Anti-diabetic drug testing

The bioprinted HICA-V was cultured for 2 days to achieve stabilization. To assess the effectiveness of anti-diabetic drugs, it was exposed to CMRL/EGM2 media supplemented with 30 mM glucose (high glucose) for 3 days to induce a hyperglycemic-like condition. Following this, treatment with 20 µM Metformin (PHR1084, Sigma Aldrich) and 0.8 µM Empagliflozin (17375, Cayman Chemical) was administered in the high glucose culture medium for an additional 3 days.

Biochemical analysis

The GAG content in PINE bioinks, both with and without cells, was assessed using a GAG quantification kit (B3000, Biocolor) following the manufacturer’s protocol. To GAG extraction, 10 mg of the lyophilized samples were digested with papain solution (P4762, Sigma Aldrich) at 60 °C for 16 h. After centrifugation, the pellets were resuspended in deionized water. The test samples and reference standards were then incubated with a dye reagent for 30 min. Following another centrifugation step, dissociation reagent was added to the samples, and the absorbance was measured at 656 nm using a microplate reader (Thermo Fisher Scientific, USA). The collagen content was quantified using a hydroxyproline colorimetric assay kit (K555, BioVision) according to the manufacturer’s instructions. 10 mg of lyophilized PINE bioink was homogenized in deionized water, and the samples and standards were hydrolyzed with ~12 M hydrochloric acid (H1758, Sigma Aldrich) at 120 °C for 3 h. After cooling to RT, Chloramine T was added and allowed to react for 10 min. The mixture was then treated with dimethyl methylene blue reagent and incubated at 60 °C for 90 min. The absorbance was measured at 560 nm using a microplate reader (Thermo Fisher Scientific, USA).
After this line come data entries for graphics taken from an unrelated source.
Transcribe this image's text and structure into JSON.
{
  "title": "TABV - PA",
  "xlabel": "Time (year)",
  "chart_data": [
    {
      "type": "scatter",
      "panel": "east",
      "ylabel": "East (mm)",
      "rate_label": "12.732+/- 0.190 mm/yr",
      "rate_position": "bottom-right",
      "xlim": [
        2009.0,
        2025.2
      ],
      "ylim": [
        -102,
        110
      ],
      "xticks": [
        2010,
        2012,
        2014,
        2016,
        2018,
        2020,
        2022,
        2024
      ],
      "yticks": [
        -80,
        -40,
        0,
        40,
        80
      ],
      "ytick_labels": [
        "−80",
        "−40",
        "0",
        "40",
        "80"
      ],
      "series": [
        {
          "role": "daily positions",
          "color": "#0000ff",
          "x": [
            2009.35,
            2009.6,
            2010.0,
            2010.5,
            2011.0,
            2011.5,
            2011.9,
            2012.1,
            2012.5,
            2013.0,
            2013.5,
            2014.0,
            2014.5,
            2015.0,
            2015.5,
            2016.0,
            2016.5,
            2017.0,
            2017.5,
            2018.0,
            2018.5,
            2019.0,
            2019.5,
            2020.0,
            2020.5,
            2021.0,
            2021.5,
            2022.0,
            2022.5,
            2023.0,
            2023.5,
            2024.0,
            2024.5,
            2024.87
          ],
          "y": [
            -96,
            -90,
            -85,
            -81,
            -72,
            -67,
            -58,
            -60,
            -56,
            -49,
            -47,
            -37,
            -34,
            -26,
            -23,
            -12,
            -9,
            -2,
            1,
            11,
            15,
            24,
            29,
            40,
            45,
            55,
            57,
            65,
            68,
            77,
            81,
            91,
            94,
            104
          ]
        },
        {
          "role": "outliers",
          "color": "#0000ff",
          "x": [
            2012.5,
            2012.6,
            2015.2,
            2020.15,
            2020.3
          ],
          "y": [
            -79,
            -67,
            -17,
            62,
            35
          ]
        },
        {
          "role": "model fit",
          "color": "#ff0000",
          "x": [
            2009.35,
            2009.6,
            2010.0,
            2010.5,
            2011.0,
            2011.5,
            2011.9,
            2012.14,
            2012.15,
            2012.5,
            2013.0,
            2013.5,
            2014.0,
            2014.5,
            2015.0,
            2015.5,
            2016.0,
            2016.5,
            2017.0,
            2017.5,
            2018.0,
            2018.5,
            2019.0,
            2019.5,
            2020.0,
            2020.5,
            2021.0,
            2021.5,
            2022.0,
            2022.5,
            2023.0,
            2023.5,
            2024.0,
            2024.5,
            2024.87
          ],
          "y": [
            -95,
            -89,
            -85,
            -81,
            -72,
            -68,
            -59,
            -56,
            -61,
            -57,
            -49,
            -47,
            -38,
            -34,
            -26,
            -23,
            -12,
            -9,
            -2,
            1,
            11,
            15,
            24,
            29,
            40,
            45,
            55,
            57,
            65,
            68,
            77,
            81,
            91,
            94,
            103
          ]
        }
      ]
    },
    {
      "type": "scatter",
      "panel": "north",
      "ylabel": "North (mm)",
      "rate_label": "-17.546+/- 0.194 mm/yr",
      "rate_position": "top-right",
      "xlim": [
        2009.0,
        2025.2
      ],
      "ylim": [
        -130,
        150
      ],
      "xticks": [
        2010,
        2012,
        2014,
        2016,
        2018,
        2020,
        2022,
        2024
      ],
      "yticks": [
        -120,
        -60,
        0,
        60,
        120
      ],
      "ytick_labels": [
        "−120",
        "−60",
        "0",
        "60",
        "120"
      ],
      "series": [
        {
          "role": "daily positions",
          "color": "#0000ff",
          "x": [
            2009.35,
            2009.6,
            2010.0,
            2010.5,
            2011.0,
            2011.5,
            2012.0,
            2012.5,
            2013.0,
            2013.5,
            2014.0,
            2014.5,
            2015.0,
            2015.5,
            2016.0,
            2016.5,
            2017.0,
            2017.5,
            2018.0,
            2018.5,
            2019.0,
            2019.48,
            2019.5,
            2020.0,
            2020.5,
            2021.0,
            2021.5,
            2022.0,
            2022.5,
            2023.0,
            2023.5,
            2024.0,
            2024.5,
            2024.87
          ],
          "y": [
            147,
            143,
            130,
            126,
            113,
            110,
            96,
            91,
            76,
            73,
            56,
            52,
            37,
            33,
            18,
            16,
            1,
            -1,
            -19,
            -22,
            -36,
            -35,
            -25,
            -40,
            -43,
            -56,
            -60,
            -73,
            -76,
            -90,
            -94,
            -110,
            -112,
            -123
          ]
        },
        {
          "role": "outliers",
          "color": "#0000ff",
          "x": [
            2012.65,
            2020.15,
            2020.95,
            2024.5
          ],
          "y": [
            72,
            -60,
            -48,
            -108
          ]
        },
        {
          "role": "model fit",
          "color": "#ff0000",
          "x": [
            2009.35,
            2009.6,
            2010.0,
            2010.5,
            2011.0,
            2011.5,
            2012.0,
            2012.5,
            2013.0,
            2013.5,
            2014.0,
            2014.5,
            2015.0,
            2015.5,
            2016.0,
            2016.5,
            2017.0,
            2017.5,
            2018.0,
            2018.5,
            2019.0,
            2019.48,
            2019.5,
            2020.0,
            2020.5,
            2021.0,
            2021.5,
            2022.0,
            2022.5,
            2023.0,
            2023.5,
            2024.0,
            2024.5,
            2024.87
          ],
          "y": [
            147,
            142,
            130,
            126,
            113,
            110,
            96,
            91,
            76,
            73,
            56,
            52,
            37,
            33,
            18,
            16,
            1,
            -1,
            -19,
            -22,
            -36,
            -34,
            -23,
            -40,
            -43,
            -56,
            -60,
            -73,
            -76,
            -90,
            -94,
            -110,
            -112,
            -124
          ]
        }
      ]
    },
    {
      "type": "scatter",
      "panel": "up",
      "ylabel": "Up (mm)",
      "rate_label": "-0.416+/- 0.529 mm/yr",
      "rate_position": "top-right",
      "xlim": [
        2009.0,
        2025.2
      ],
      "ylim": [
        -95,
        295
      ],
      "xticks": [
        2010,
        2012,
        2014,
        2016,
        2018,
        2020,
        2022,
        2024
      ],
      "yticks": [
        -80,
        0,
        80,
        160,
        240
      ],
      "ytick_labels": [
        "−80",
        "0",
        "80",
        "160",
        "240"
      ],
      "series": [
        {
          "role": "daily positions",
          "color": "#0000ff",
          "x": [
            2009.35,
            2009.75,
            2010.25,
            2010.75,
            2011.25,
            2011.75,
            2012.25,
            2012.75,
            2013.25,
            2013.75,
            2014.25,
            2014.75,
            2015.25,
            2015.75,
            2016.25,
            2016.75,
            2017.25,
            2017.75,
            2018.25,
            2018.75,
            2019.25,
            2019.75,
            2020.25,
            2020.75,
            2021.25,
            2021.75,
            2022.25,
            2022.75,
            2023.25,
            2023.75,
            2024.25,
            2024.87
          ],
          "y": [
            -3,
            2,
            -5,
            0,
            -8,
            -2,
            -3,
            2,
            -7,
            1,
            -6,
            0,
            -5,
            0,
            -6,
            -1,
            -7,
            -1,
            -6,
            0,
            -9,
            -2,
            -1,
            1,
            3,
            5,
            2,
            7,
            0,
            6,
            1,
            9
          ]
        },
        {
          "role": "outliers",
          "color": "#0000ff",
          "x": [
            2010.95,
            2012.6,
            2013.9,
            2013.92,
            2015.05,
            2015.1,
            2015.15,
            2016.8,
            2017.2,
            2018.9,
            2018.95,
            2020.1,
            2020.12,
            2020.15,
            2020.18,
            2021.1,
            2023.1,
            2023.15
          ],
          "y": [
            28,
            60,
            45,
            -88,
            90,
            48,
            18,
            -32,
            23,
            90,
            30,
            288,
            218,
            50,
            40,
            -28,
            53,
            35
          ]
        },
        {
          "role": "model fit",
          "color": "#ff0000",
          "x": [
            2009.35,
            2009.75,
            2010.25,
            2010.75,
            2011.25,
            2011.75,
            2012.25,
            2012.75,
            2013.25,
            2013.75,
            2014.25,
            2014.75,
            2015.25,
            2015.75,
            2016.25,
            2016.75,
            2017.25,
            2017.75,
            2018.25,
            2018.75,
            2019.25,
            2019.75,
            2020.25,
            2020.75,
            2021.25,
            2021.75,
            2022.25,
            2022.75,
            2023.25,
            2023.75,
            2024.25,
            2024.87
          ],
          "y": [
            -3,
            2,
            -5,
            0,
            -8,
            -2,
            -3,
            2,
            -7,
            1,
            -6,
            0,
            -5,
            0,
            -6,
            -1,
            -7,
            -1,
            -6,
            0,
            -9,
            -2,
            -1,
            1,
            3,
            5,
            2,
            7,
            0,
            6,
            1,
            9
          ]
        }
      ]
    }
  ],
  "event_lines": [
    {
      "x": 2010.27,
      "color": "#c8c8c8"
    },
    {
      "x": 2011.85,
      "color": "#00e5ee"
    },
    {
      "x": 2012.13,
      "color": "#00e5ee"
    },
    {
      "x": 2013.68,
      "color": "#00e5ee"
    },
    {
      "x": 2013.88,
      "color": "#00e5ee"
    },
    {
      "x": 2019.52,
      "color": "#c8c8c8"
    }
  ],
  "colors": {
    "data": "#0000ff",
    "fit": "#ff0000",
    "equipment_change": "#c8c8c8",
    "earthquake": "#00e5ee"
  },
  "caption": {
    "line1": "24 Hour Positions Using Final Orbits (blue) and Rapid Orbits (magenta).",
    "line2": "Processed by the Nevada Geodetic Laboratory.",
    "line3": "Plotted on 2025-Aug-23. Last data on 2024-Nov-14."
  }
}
Statistical analysis and reproducibility

For each experiment, a minimum of n = 3 independent samples was used for every experimental group. No data were excluded from the analyses. All assays were conducted in at least three independent replicates, with consistent results across all repetitions. Samples were randomly selected when multiple samples were used for experiments. All quantitative data are presented as means ± SD. The n numbers specified in the figure legends, representing biological replicates. Statistical analysis utilized GraphPad Prism 9 software, employing unpaired two-sided t-tests or ANOVA, followed by Dunnett’s multiple comparisons test, Tukey’s multiple comparisons test, or Sidak’s multiple comparisons test. Significance levels are denoted by one asterisk for P-values < 0.05, two asterisks for P-values < 0.01, three asterisks for P-values < 0.001, and four asterisks for P-values < 0.0001.

Reporting summary

Further information on research design is available in the Nature Portfolio Reporting Summary linked to this article.